IL PINOCCHIO DI BABILONIA TEATRI
Questo aspetto, l’umanità, è la matrice di Pinocchio. Al centro della scena, Paolo Facchini, Luigi Ferrarini e Riccardo Sielli, tre uomini di mezza età risvegliatisi dal coma, raccontano la loro esperienza di vita, rispondendo alle domande poste dalla regia da Castellani. Non c’è interpretazione né recitazione, solo un botta e risposta a turno da cui tra ironia e dolore emergono fate turchine, paesi dei balocchi e i contorni di una vita passata.
La favola di Collodi è così la cornice per narrare la trasformazione, la rinascita dei tre uomini e il loro desiderio di rivivere nuovamente. Sul palco quindi si assiste a un’umanità spontanea in grado di sottolineare la capacità comunicativa del teatro che perde vigore, però, quando nella seconda parte l’improvvisazione si trasforma in una messa in scena forzatamente suggestiva in cui Ferrarini compie un volo d’angelo e Facchini balla liberamente fino a mutarsi in asino.
IL GABBIANO IN VERSIONE LITUANA
Babilonia Teatri propone naturalmente una fetta di umanità che in Žuvėdra (Il Gabbiano), spettacolo diretto da Oskaras Koršunovas e tratto dal testo omonimo di Anton Čechov, invece, non si riconosce.

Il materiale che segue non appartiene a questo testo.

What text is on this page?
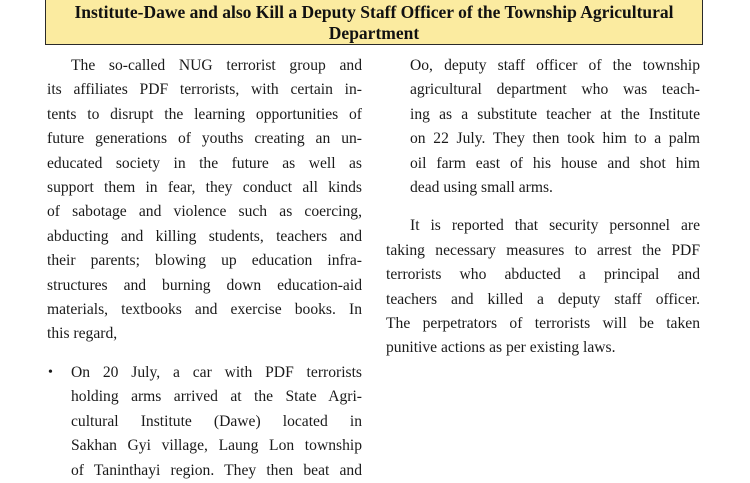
Institute-Dawe and also Kill a Deputy Staff Officer of the Township Agricultural
Department

The so-called NUG terrorist group and
its affiliates PDF terrorists, with certain in-
tents to disrupt the learning opportunities of
future generations of youths creating an un-
educated society in the future as well as
support them in fear, they conduct all kinds
of sabotage and violence such as coercing,
abducting and killing students, teachers and
their parents; blowing up education infra-
structures and burning down education-aid
materials, textbooks and exercise books. In
this regard,

• On 20 July, a car with PDF terrorists
holding arms arrived at the State Agri-
cultural Institute (Dawe) located in
Sakhan Gyi village, Laung Lon township
of Taninthayi region. They then beat and

Oo, deputy staff officer of the township
agricultural department who was teach-
ing as a substitute teacher at the Institute
on 22 July. They then took him to a palm
oil farm east of his house and shot him
dead using small arms.

It is reported that security personnel are
taking necessary measures to arrest the PDF
terrorists who abducted a principal and
teachers and killed a deputy staff officer.
The perpetrators of terrorists will be taken
punitive actions as per existing laws.
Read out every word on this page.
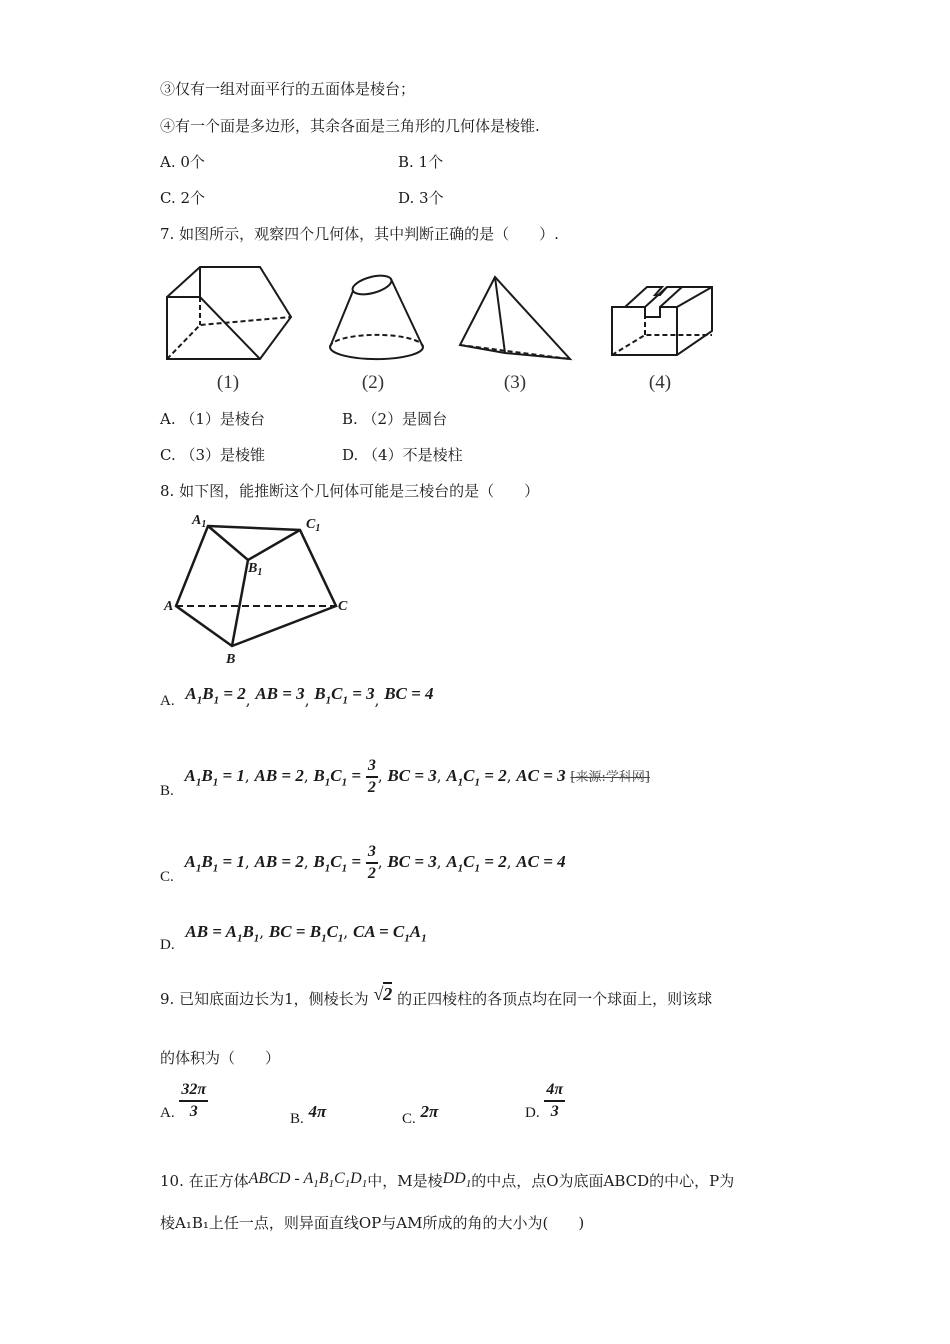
③仅有一组对面平行的五面体是棱台；
④有一个面是多边形，其余各面是三角形的几何体是棱锥.
A. 0个	B. 1个
C. 2个	D. 3个
7. 如图所示，观察四个几何体，其中判断正确的是（　　）.
(1)	(2)	(3)	(4)
A. （1）是棱台	B. （2）是圆台
C. （3）是棱锥	D. （4）不是棱柱
8. 如下图，能推断这个几何体可能是三棱台的是（　　）
$A_1$	$C_1$
$B_1$
A	C
B
A. $A_1B_1 = 2$, AB = 3, $B_1C_1 = 3$, BC = 4
B. $A_1B_1 = 1$, AB = 2, $B_1C_1 = \frac{3}{2}$ , BC = 3, $A_1C_1 = 2$, AC = 3 [来源:学科网]
C. $A_1B_1 = 1$, AB = 2, $B_1C_1 = \frac{3}{2}$ , BC = 3, $A_1C_1 = 2$, AC = 4
D. AB = $A_1B_1$, BC = $B_1C_1$, CA = $C_1A_1$
9. 已知底面边长为1，侧棱长为 √2 的正四棱柱的各顶点均在同一个球面上，则该球
的体积为（　　）
A. $\frac{32\pi}{3}$	B. 4π	C. 2π	D. $\frac{4\pi}{3}$
10. 在正方体ABCD - $A_1B_1C_1D_1$中，M是棱$DD_1$的中点，点O为底面ABCD的中心，P为
棱A₁B₁上任一点，则异面直线OP与AM所成的角的大小为(　　)
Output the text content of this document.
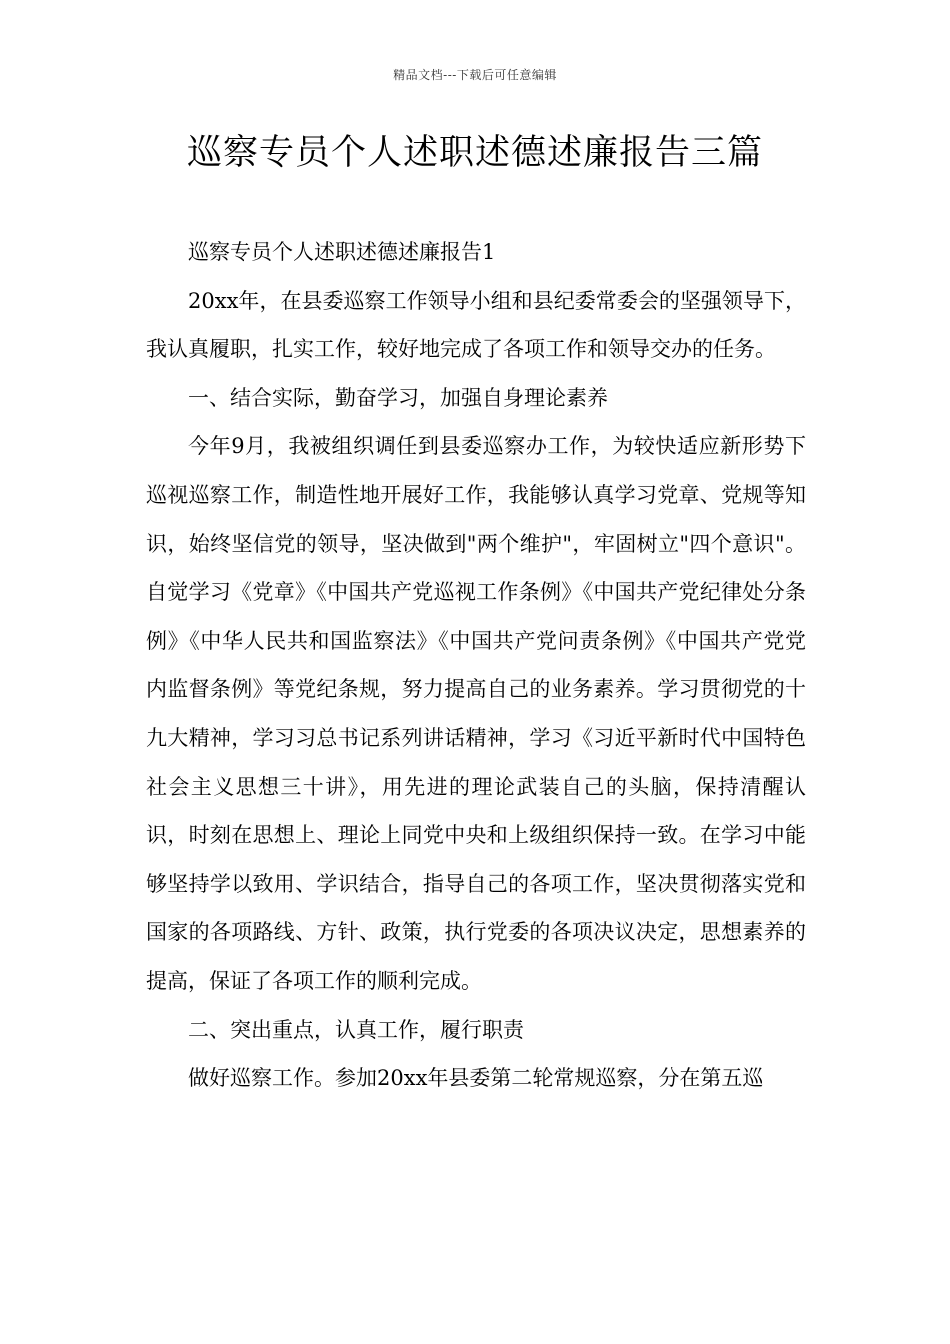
精品文档---下载后可任意编辑
巡察专员个人述职述德述廉报告三篇

巡察专员个人述职述德述廉报告1

20xx年，在县委巡察工作领导小组和县纪委常委会的坚强领导下，我认真履职，扎实工作，较好地完成了各项工作和领导交办的任务。

一、结合实际，勤奋学习，加强自身理论素养

今年9月，我被组织调任到县委巡察办工作，为较快适应新形势下巡视巡察工作，制造性地开展好工作，我能够认真学习党章、党规等知识，始终坚信党的领导，坚决做到"两个维护"，牢固树立"四个意识"。自觉学习《党章》《中国共产党巡视工作条例》《中国共产党纪律处分条例》《中华人民共和国监察法》《中国共产党问责条例》《中国共产党党内监督条例》等党纪条规，努力提高自己的业务素养。学习贯彻党的十九大精神，学习习总书记系列讲话精神，学习《习近平新时代中国特色社会主义思想三十讲》，用先进的理论武装自己的头脑，保持清醒认识，时刻在思想上、理论上同党中央和上级组织保持一致。在学习中能够坚持学以致用、学识结合，指导自己的各项工作，坚决贯彻落实党和国家的各项路线、方针、政策，执行党委的各项决议决定，思想素养的提高，保证了各项工作的顺利完成。

二、突出重点，认真工作，履行职责

做好巡察工作。参加20xx年县委第二轮常规巡察，分在第五巡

In una sala d’attesa grigia e asettica, i protagonisti del testo presentano il loro intreccio di storie e passioni. Il regista lituano priva la messa in scena del pathos di Čechov, della ricerca di libertà e felicità dei personaggi, per lasciare spazio a un genere umano in grado di non provare più sentimenti, ma solo rancori e dissidi a cui è rimasta solo la lotta e un’urlata conflittualità.
Il teatro pensato da Koršunovas diviene, pertanto, sola rappresentazione in cui il pubblico può solo immaginare il gabbiano in quanto di materializza in un verso registrato, l’immagine del lago, proiettato su una parete, mentre al giovane Konstantín Trepliòv (Martynas Nedzinskas) è affidato il compito di spiegare scene, personaggi e dinamiche della storia.
RE LEAR IN VATICANO
L’uomo e il teatro trovano la loro definitiva disgregazione in Krol Léar del polacco Jan Klata, spettacolo tratto dal Re Lear di Shakespeare. La scena si svolge in Vaticano e il vecchio Re Lear è un Papa che non appare fisicamente. La sua voce, infatti, suona fuori scena e due monitor posti ai lati della scena ne propongono il viso. Egli desidera distribuire il potere tra i suoi figli, interpretati da prelati, ma interrogativi e dubbi sul potere si affastellano nella mente del Papa-Re il quale si scopre non più onnipotente e per questo non più in grado di manifestarsi. La fragilità della prole, rincorsa da fantasmi e pensieri sinistri, rappresenta, nell’ottica di Klata, l’umanità schiacciata dal potere, dalla sua bulimia e dalla regola del sospetto su cui si alimenta.
Teatralmente questo scenario umano è raccontato servendosi dell’effetto, della scena di impatto, cosicché lingua e parola, fondamentali nel testo shakespeariano, si modificano in musica pop Anni Ottanta e in effetti sonori e movimenti in scena improvvisi e di sorpresa. La narrazione lascia quindi spazio allo scalpore.
ALCUNE PECCHE E UN SALUTO
Il teatro consegnato da Àlex Rigola appare molto attento a proporre all’uomo problemi e soluzioni del suo stato attuale, anche grazie al recupero di testi classici, ma non del tutto efficace dal punto di vista formale. Questi spettacoli si propongono incastrati in moduli visivi ripetuti e stanchi, come lo scontro in Žuvėdra o il turbamento in Krol Léar che non rendono fluida la visione, o in messe in scena in cui la sensibilità e l’emozione non riescono a essere l’esclusiva linfa della narrazione, come in Pinocchio.
La Biennale Teatro 2016 non saluta solo il lavoro di Rigola ma anche la professionalità, la disponibilità, la cura di una lavoratrice dell’ufficio stampa della Biennale Danza-Musica-Teatro, Maria Stefanoni, a cui va il nostro personale ringraziamento per il suo impeccabile impegno.